We mourn all those dead, killed by violent action. Yes, we mourn the police officers who were killed by evil action and are sickened by it; we mourn those kids killed in senseless and yes evil black on black shootings in Chicago; we mourn other blacks who have been wrongly killed by the police, like Breonna Taylor - a good, wonderful first-responder ER Technician, shot by police in her own home, who broke in without knocking.  We mourn them all equally as we pray for and mourn all who have lost a loved one-no matter how they have died.

By marching for and protesting for George Floyd, when we did not for others, we do not mean to demean those other lives lost.  It is just because we were able to see this hate crime taking place on video and hear a human being begging for his life with our ears, without an ounce of humanity shown by that police officer [I do not even want to dignify him by saying his name],  that is why this is different.

2.  Why did I experience such a sickening feeling by just the question be asked-why not protests for the others?  There are two reasons.  By asking that question, to me it is implying [and some actually say this straight out] that because we protest and march and speak out for George, we don't really care about other blacks who were killed by blacks, or we don't care about the policemen killed, and some viciously, by evil people.  That is wrong and that is a sickening implication to me.

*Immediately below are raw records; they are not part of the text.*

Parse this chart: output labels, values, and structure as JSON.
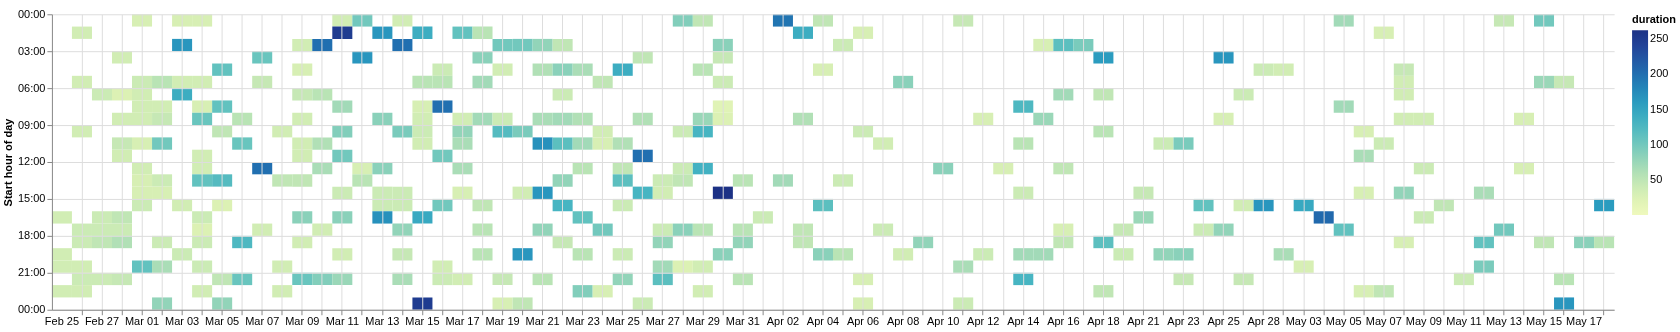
{
  "chart_data": {
    "type": "heatmap",
    "ylabel": "Start hour of day",
    "clabel": "duration",
    "grid": true,
    "categories": [
      "Feb 25",
      null,
      "Feb 27",
      null,
      "Mar 01",
      null,
      "Mar 03",
      null,
      "Mar 05",
      null,
      "Mar 07",
      null,
      "Mar 09",
      null,
      "Mar 11",
      null,
      "Mar 13",
      null,
      "Mar 15",
      null,
      "Mar 17",
      null,
      "Mar 19",
      null,
      "Mar 21",
      null,
      "Mar 23",
      null,
      "Mar 25",
      null,
      "Mar 27",
      null,
      "Mar 29",
      null,
      "Mar 31",
      null,
      "Apr 02",
      null,
      "Apr 04",
      null,
      "Apr 06",
      null,
      "Apr 08",
      null,
      "Apr 10",
      null,
      "Apr 12",
      null,
      "Apr 14",
      null,
      "Apr 16",
      null,
      "Apr 18",
      null,
      "Apr 21",
      null,
      "Apr 23",
      null,
      "Apr 25",
      null,
      "Apr 28",
      null,
      "May 03",
      null,
      "May 05",
      null,
      "May 07",
      null,
      "May 09",
      null,
      "May 11",
      null,
      "May 13",
      null,
      "May 15",
      null,
      "May 17",
      null
    ],
    "ylim": [
      24,
      0
    ],
    "yticks": [
      {
        "value": 0,
        "label": "00:00"
      },
      {
        "value": 3,
        "label": "03:00"
      },
      {
        "value": 6,
        "label": "06:00"
      },
      {
        "value": 9,
        "label": "09:00"
      },
      {
        "value": 12,
        "label": "12:00"
      },
      {
        "value": 15,
        "label": "15:00"
      },
      {
        "value": 18,
        "label": "18:00"
      },
      {
        "value": 21,
        "label": "21:00"
      },
      {
        "value": 24,
        "label": "00:00"
      }
    ],
    "clim": [
      0,
      263
    ],
    "cticks": [
      50,
      100,
      150,
      200,
      250
    ],
    "cells": [
      [
        null,
        null,
        null,
        null,
        30,
        null,
        30,
        30,
        null,
        null,
        null,
        null,
        null,
        null,
        35,
        100,
        null,
        35,
        null,
        null,
        null,
        null,
        null,
        null,
        null,
        null,
        null,
        null,
        null,
        null,
        null,
        90,
        50,
        null,
        null,
        null,
        195,
        null,
        50,
        null,
        null,
        null,
        null,
        null,
        null,
        45,
        null,
        null,
        null,
        null,
        null,
        null,
        null,
        null,
        null,
        null,
        null,
        null,
        null,
        null,
        null,
        null,
        null,
        null,
        70,
        null,
        null,
        null,
        null,
        null,
        null,
        null,
        45,
        null,
        100,
        null,
        null,
        null
      ],
      [
        null,
        35,
        null,
        null,
        null,
        null,
        null,
        null,
        null,
        null,
        null,
        null,
        null,
        null,
        250,
        null,
        165,
        null,
        140,
        null,
        110,
        55,
        null,
        null,
        null,
        null,
        null,
        null,
        null,
        null,
        null,
        null,
        null,
        null,
        null,
        null,
        null,
        140,
        null,
        null,
        30,
        null,
        null,
        null,
        null,
        null,
        null,
        null,
        null,
        null,
        null,
        null,
        null,
        null,
        null,
        null,
        null,
        null,
        null,
        null,
        null,
        null,
        null,
        null,
        null,
        null,
        30,
        null,
        null,
        null,
        null,
        null,
        null,
        null,
        null,
        null,
        null,
        null
      ],
      [
        null,
        null,
        null,
        null,
        null,
        null,
        165,
        null,
        null,
        null,
        null,
        null,
        35,
        200,
        null,
        null,
        null,
        200,
        null,
        null,
        null,
        null,
        100,
        100,
        80,
        50,
        null,
        null,
        null,
        null,
        null,
        null,
        null,
        85,
        null,
        null,
        null,
        null,
        null,
        40,
        null,
        null,
        null,
        null,
        null,
        null,
        null,
        null,
        null,
        30,
        115,
        95,
        null,
        null,
        null,
        null,
        null,
        null,
        null,
        null,
        null,
        null,
        null,
        null,
        null,
        null,
        null,
        null,
        null,
        null,
        null,
        null,
        null,
        null,
        null,
        null,
        null,
        null
      ],
      [
        null,
        null,
        null,
        35,
        null,
        null,
        null,
        null,
        null,
        null,
        105,
        null,
        null,
        null,
        null,
        165,
        null,
        null,
        null,
        null,
        null,
        85,
        null,
        null,
        null,
        null,
        null,
        null,
        null,
        50,
        null,
        null,
        null,
        45,
        null,
        null,
        null,
        null,
        null,
        null,
        null,
        null,
        null,
        null,
        null,
        null,
        null,
        null,
        null,
        null,
        null,
        null,
        160,
        null,
        null,
        null,
        null,
        null,
        165,
        null,
        null,
        null,
        null,
        null,
        null,
        null,
        null,
        null,
        null,
        null,
        null,
        null,
        null,
        null,
        null,
        null,
        null,
        null
      ],
      [
        null,
        null,
        null,
        null,
        null,
        null,
        null,
        null,
        110,
        null,
        null,
        null,
        30,
        null,
        null,
        null,
        null,
        null,
        null,
        40,
        null,
        null,
        35,
        null,
        60,
        85,
        65,
        null,
        140,
        null,
        null,
        null,
        55,
        null,
        null,
        null,
        null,
        null,
        30,
        null,
        null,
        null,
        null,
        null,
        null,
        null,
        null,
        null,
        null,
        null,
        null,
        null,
        null,
        null,
        null,
        null,
        null,
        null,
        null,
        null,
        40,
        35,
        null,
        null,
        null,
        null,
        null,
        45,
        null,
        null,
        null,
        null,
        null,
        null,
        null,
        null,
        null,
        null
      ],
      [
        null,
        35,
        null,
        null,
        40,
        55,
        35,
        35,
        null,
        null,
        45,
        null,
        null,
        null,
        null,
        null,
        null,
        null,
        55,
        55,
        null,
        70,
        null,
        null,
        null,
        null,
        null,
        50,
        null,
        null,
        null,
        null,
        null,
        40,
        null,
        null,
        null,
        null,
        null,
        null,
        null,
        null,
        85,
        null,
        null,
        null,
        null,
        null,
        null,
        null,
        null,
        null,
        null,
        null,
        null,
        null,
        null,
        null,
        null,
        null,
        null,
        null,
        null,
        null,
        null,
        null,
        null,
        35,
        null,
        null,
        null,
        null,
        null,
        null,
        75,
        45,
        null,
        null
      ],
      [
        null,
        null,
        40,
        25,
        35,
        null,
        140,
        null,
        null,
        null,
        null,
        null,
        45,
        55,
        null,
        null,
        null,
        null,
        null,
        null,
        null,
        null,
        null,
        null,
        null,
        40,
        null,
        null,
        null,
        null,
        null,
        null,
        null,
        null,
        null,
        null,
        null,
        null,
        null,
        null,
        null,
        null,
        null,
        null,
        null,
        null,
        null,
        null,
        null,
        null,
        70,
        null,
        50,
        null,
        null,
        null,
        null,
        null,
        null,
        40,
        null,
        null,
        null,
        null,
        null,
        null,
        null,
        35,
        null,
        null,
        null,
        null,
        null,
        null,
        null,
        null,
        null,
        null
      ],
      [
        null,
        null,
        null,
        null,
        35,
        35,
        null,
        30,
        110,
        null,
        null,
        null,
        null,
        null,
        70,
        null,
        null,
        null,
        30,
        200,
        null,
        null,
        null,
        null,
        null,
        null,
        null,
        null,
        null,
        null,
        null,
        null,
        null,
        20,
        null,
        null,
        null,
        null,
        null,
        null,
        null,
        null,
        null,
        null,
        null,
        null,
        null,
        null,
        125,
        null,
        null,
        null,
        null,
        null,
        null,
        null,
        null,
        null,
        null,
        null,
        null,
        null,
        null,
        null,
        70,
        null,
        null,
        null,
        null,
        null,
        null,
        null,
        null,
        null,
        null,
        null,
        null,
        null
      ],
      [
        null,
        null,
        null,
        35,
        35,
        45,
        null,
        105,
        null,
        55,
        null,
        null,
        35,
        null,
        null,
        null,
        85,
        null,
        35,
        null,
        35,
        70,
        40,
        null,
        65,
        70,
        60,
        null,
        null,
        60,
        null,
        null,
        75,
        25,
        null,
        null,
        null,
        60,
        null,
        null,
        null,
        null,
        null,
        null,
        null,
        null,
        30,
        null,
        null,
        75,
        null,
        null,
        null,
        null,
        null,
        null,
        null,
        null,
        30,
        null,
        null,
        null,
        null,
        null,
        null,
        null,
        null,
        35,
        35,
        null,
        null,
        null,
        null,
        30,
        null,
        null,
        null,
        null
      ],
      [
        null,
        35,
        null,
        null,
        null,
        null,
        null,
        null,
        50,
        null,
        null,
        35,
        null,
        null,
        90,
        null,
        null,
        95,
        40,
        null,
        80,
        null,
        120,
        95,
        null,
        null,
        null,
        35,
        null,
        null,
        null,
        40,
        130,
        null,
        null,
        null,
        null,
        null,
        null,
        null,
        40,
        null,
        null,
        null,
        null,
        null,
        null,
        null,
        null,
        null,
        null,
        null,
        55,
        null,
        null,
        null,
        null,
        null,
        null,
        null,
        null,
        null,
        null,
        null,
        null,
        30,
        null,
        null,
        null,
        null,
        null,
        null,
        null,
        null,
        null,
        null,
        null,
        null
      ],
      [
        null,
        null,
        null,
        45,
        30,
        100,
        null,
        null,
        null,
        105,
        null,
        null,
        35,
        60,
        null,
        null,
        null,
        null,
        35,
        null,
        65,
        null,
        null,
        null,
        170,
        115,
        70,
        30,
        60,
        null,
        null,
        null,
        null,
        null,
        null,
        null,
        null,
        null,
        null,
        null,
        null,
        35,
        null,
        null,
        null,
        null,
        null,
        null,
        55,
        null,
        null,
        null,
        null,
        null,
        null,
        40,
        95,
        null,
        null,
        null,
        null,
        null,
        null,
        null,
        null,
        null,
        40,
        null,
        null,
        null,
        null,
        null,
        null,
        null,
        null,
        null,
        null,
        null
      ],
      [
        null,
        null,
        null,
        35,
        null,
        null,
        null,
        35,
        null,
        null,
        null,
        null,
        35,
        null,
        100,
        null,
        null,
        null,
        null,
        100,
        null,
        null,
        null,
        null,
        null,
        null,
        null,
        null,
        null,
        200,
        null,
        null,
        null,
        null,
        null,
        null,
        null,
        null,
        null,
        null,
        null,
        null,
        null,
        null,
        null,
        null,
        null,
        null,
        null,
        null,
        null,
        null,
        null,
        null,
        null,
        null,
        null,
        null,
        null,
        null,
        null,
        null,
        null,
        null,
        null,
        65,
        null,
        null,
        null,
        null,
        null,
        null,
        null,
        null,
        null,
        null,
        null,
        null
      ],
      [
        null,
        null,
        null,
        null,
        35,
        null,
        null,
        35,
        null,
        null,
        200,
        null,
        null,
        65,
        null,
        30,
        85,
        null,
        null,
        null,
        65,
        null,
        null,
        null,
        null,
        null,
        55,
        null,
        50,
        null,
        null,
        40,
        135,
        null,
        null,
        null,
        null,
        null,
        null,
        null,
        null,
        null,
        null,
        null,
        85,
        null,
        null,
        30,
        null,
        null,
        50,
        null,
        null,
        null,
        null,
        null,
        null,
        null,
        null,
        null,
        null,
        null,
        null,
        null,
        null,
        null,
        null,
        null,
        40,
        null,
        null,
        null,
        null,
        30,
        null,
        null,
        null,
        null
      ],
      [
        null,
        null,
        null,
        null,
        30,
        40,
        null,
        110,
        120,
        null,
        null,
        50,
        50,
        null,
        null,
        55,
        null,
        null,
        null,
        null,
        null,
        null,
        null,
        null,
        null,
        80,
        null,
        null,
        115,
        null,
        40,
        50,
        null,
        null,
        55,
        null,
        70,
        null,
        null,
        40,
        null,
        null,
        null,
        null,
        null,
        null,
        null,
        null,
        null,
        null,
        null,
        null,
        null,
        null,
        null,
        null,
        null,
        null,
        null,
        null,
        null,
        null,
        null,
        null,
        null,
        null,
        null,
        null,
        null,
        null,
        null,
        null,
        null,
        null,
        null,
        null,
        null,
        null
      ],
      [
        null,
        null,
        null,
        null,
        30,
        30,
        null,
        null,
        null,
        null,
        null,
        null,
        null,
        null,
        40,
        null,
        40,
        40,
        null,
        null,
        30,
        null,
        null,
        35,
        165,
        null,
        null,
        null,
        null,
        130,
        35,
        null,
        null,
        263,
        null,
        null,
        null,
        null,
        null,
        null,
        null,
        null,
        null,
        null,
        null,
        null,
        null,
        null,
        40,
        null,
        null,
        null,
        null,
        null,
        45,
        null,
        null,
        null,
        null,
        null,
        null,
        null,
        null,
        null,
        null,
        30,
        null,
        80,
        null,
        null,
        null,
        65,
        null,
        null,
        null,
        null,
        null,
        null
      ],
      [
        null,
        null,
        null,
        null,
        40,
        null,
        35,
        null,
        25,
        null,
        null,
        null,
        null,
        null,
        null,
        null,
        40,
        40,
        null,
        100,
        null,
        50,
        null,
        null,
        null,
        130,
        null,
        null,
        40,
        null,
        null,
        null,
        null,
        null,
        null,
        null,
        null,
        null,
        115,
        null,
        null,
        null,
        null,
        null,
        null,
        null,
        null,
        null,
        null,
        null,
        null,
        null,
        null,
        null,
        null,
        null,
        null,
        110,
        null,
        35,
        165,
        null,
        145,
        null,
        null,
        null,
        null,
        null,
        null,
        50,
        null,
        null,
        null,
        null,
        null,
        null,
        null,
        160
      ],
      [
        35,
        null,
        40,
        50,
        null,
        null,
        null,
        40,
        null,
        null,
        null,
        null,
        85,
        null,
        85,
        null,
        170,
        null,
        145,
        null,
        null,
        null,
        null,
        null,
        null,
        null,
        110,
        null,
        null,
        null,
        null,
        null,
        null,
        null,
        null,
        40,
        null,
        null,
        null,
        null,
        null,
        null,
        null,
        null,
        null,
        null,
        null,
        null,
        null,
        null,
        null,
        null,
        null,
        null,
        75,
        null,
        null,
        null,
        null,
        null,
        null,
        null,
        null,
        205,
        null,
        null,
        null,
        null,
        40,
        null,
        null,
        null,
        null,
        null,
        null,
        null,
        null,
        null
      ],
      [
        null,
        40,
        40,
        40,
        null,
        null,
        null,
        25,
        null,
        null,
        35,
        null,
        null,
        35,
        null,
        null,
        null,
        80,
        null,
        null,
        null,
        55,
        null,
        null,
        80,
        null,
        null,
        100,
        null,
        null,
        40,
        85,
        55,
        null,
        55,
        null,
        null,
        50,
        null,
        null,
        null,
        40,
        null,
        null,
        null,
        null,
        null,
        null,
        null,
        null,
        30,
        null,
        null,
        45,
        null,
        null,
        null,
        40,
        80,
        null,
        null,
        null,
        null,
        null,
        110,
        null,
        null,
        null,
        null,
        null,
        null,
        null,
        100,
        null,
        null,
        null,
        null,
        null
      ],
      [
        null,
        40,
        50,
        60,
        null,
        40,
        null,
        40,
        null,
        125,
        null,
        null,
        35,
        null,
        null,
        null,
        null,
        null,
        null,
        null,
        null,
        null,
        null,
        null,
        null,
        45,
        null,
        null,
        null,
        null,
        80,
        null,
        null,
        null,
        80,
        null,
        null,
        50,
        null,
        null,
        null,
        null,
        null,
        80,
        null,
        null,
        null,
        null,
        null,
        null,
        50,
        null,
        115,
        null,
        null,
        null,
        null,
        null,
        null,
        null,
        null,
        null,
        null,
        null,
        null,
        null,
        null,
        30,
        null,
        null,
        null,
        110,
        null,
        null,
        50,
        null,
        85,
        55
      ],
      [
        35,
        null,
        null,
        null,
        null,
        null,
        40,
        null,
        null,
        null,
        null,
        null,
        null,
        null,
        35,
        null,
        null,
        45,
        null,
        null,
        null,
        55,
        null,
        165,
        null,
        null,
        55,
        null,
        40,
        null,
        null,
        null,
        null,
        85,
        null,
        null,
        null,
        null,
        85,
        55,
        null,
        null,
        35,
        null,
        null,
        null,
        40,
        null,
        70,
        70,
        null,
        null,
        null,
        40,
        null,
        80,
        85,
        null,
        null,
        null,
        null,
        65,
        null,
        null,
        null,
        null,
        null,
        null,
        null,
        null,
        null,
        null,
        null,
        null,
        null,
        null,
        null,
        null
      ],
      [
        35,
        35,
        null,
        null,
        110,
        65,
        null,
        40,
        null,
        null,
        null,
        35,
        null,
        null,
        null,
        null,
        null,
        null,
        null,
        35,
        null,
        null,
        null,
        null,
        null,
        null,
        null,
        null,
        null,
        null,
        70,
        25,
        35,
        null,
        null,
        null,
        null,
        null,
        null,
        null,
        null,
        null,
        null,
        null,
        null,
        65,
        null,
        null,
        null,
        null,
        null,
        null,
        null,
        null,
        null,
        null,
        null,
        null,
        null,
        null,
        null,
        null,
        30,
        null,
        null,
        null,
        null,
        null,
        null,
        null,
        null,
        95,
        null,
        null,
        null,
        null,
        null,
        null
      ],
      [
        null,
        40,
        40,
        45,
        null,
        null,
        null,
        null,
        50,
        105,
        null,
        null,
        105,
        90,
        75,
        null,
        null,
        65,
        null,
        40,
        35,
        null,
        45,
        null,
        55,
        null,
        null,
        null,
        80,
        null,
        115,
        null,
        null,
        null,
        55,
        null,
        null,
        null,
        null,
        null,
        30,
        null,
        null,
        null,
        null,
        null,
        null,
        null,
        130,
        null,
        null,
        null,
        null,
        null,
        null,
        null,
        45,
        null,
        null,
        45,
        null,
        null,
        null,
        null,
        null,
        null,
        null,
        null,
        null,
        null,
        40,
        null,
        null,
        null,
        null,
        55,
        null,
        null
      ],
      [
        35,
        35,
        null,
        null,
        null,
        null,
        null,
        35,
        null,
        null,
        null,
        35,
        null,
        null,
        null,
        null,
        null,
        null,
        null,
        null,
        null,
        null,
        null,
        null,
        null,
        null,
        90,
        30,
        null,
        null,
        null,
        null,
        35,
        null,
        null,
        null,
        null,
        null,
        null,
        null,
        null,
        null,
        null,
        null,
        null,
        null,
        null,
        null,
        null,
        null,
        null,
        null,
        50,
        null,
        null,
        null,
        null,
        null,
        null,
        null,
        null,
        null,
        null,
        null,
        null,
        30,
        50,
        null,
        null,
        null,
        null,
        null,
        null,
        null,
        null,
        null,
        null,
        null
      ],
      [
        null,
        null,
        null,
        null,
        null,
        80,
        null,
        null,
        80,
        null,
        null,
        null,
        null,
        null,
        null,
        null,
        null,
        null,
        250,
        null,
        null,
        null,
        30,
        50,
        null,
        null,
        null,
        null,
        null,
        40,
        null,
        null,
        null,
        null,
        null,
        null,
        null,
        null,
        null,
        null,
        30,
        null,
        null,
        null,
        null,
        40,
        null,
        null,
        null,
        null,
        null,
        null,
        null,
        null,
        null,
        null,
        null,
        null,
        null,
        null,
        null,
        null,
        null,
        null,
        null,
        null,
        null,
        null,
        null,
        null,
        null,
        null,
        null,
        null,
        null,
        165,
        null,
        null
      ]
    ]
  }
}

The second reason is, from those who are asking that question, aren't they attempting to take away this moment that we are honoring and celebrating the life of George Floyd, the pain that the family and the nation and the world feels.  That really gave me a sick feeling in my stomach that there would be people [even many who I like and admire] who could not understand why seeing the sickening video and audio of the George Floyd murder would make the whole world speak out.

Yes, you are right who ask that question, George Floyd's death is not any more hurtful to his family than all the other families who have lost loved ones to violence; and it is because all of their lives mattered George Floyd's life mattered; and it is because all lives matter, Black Lives Matter!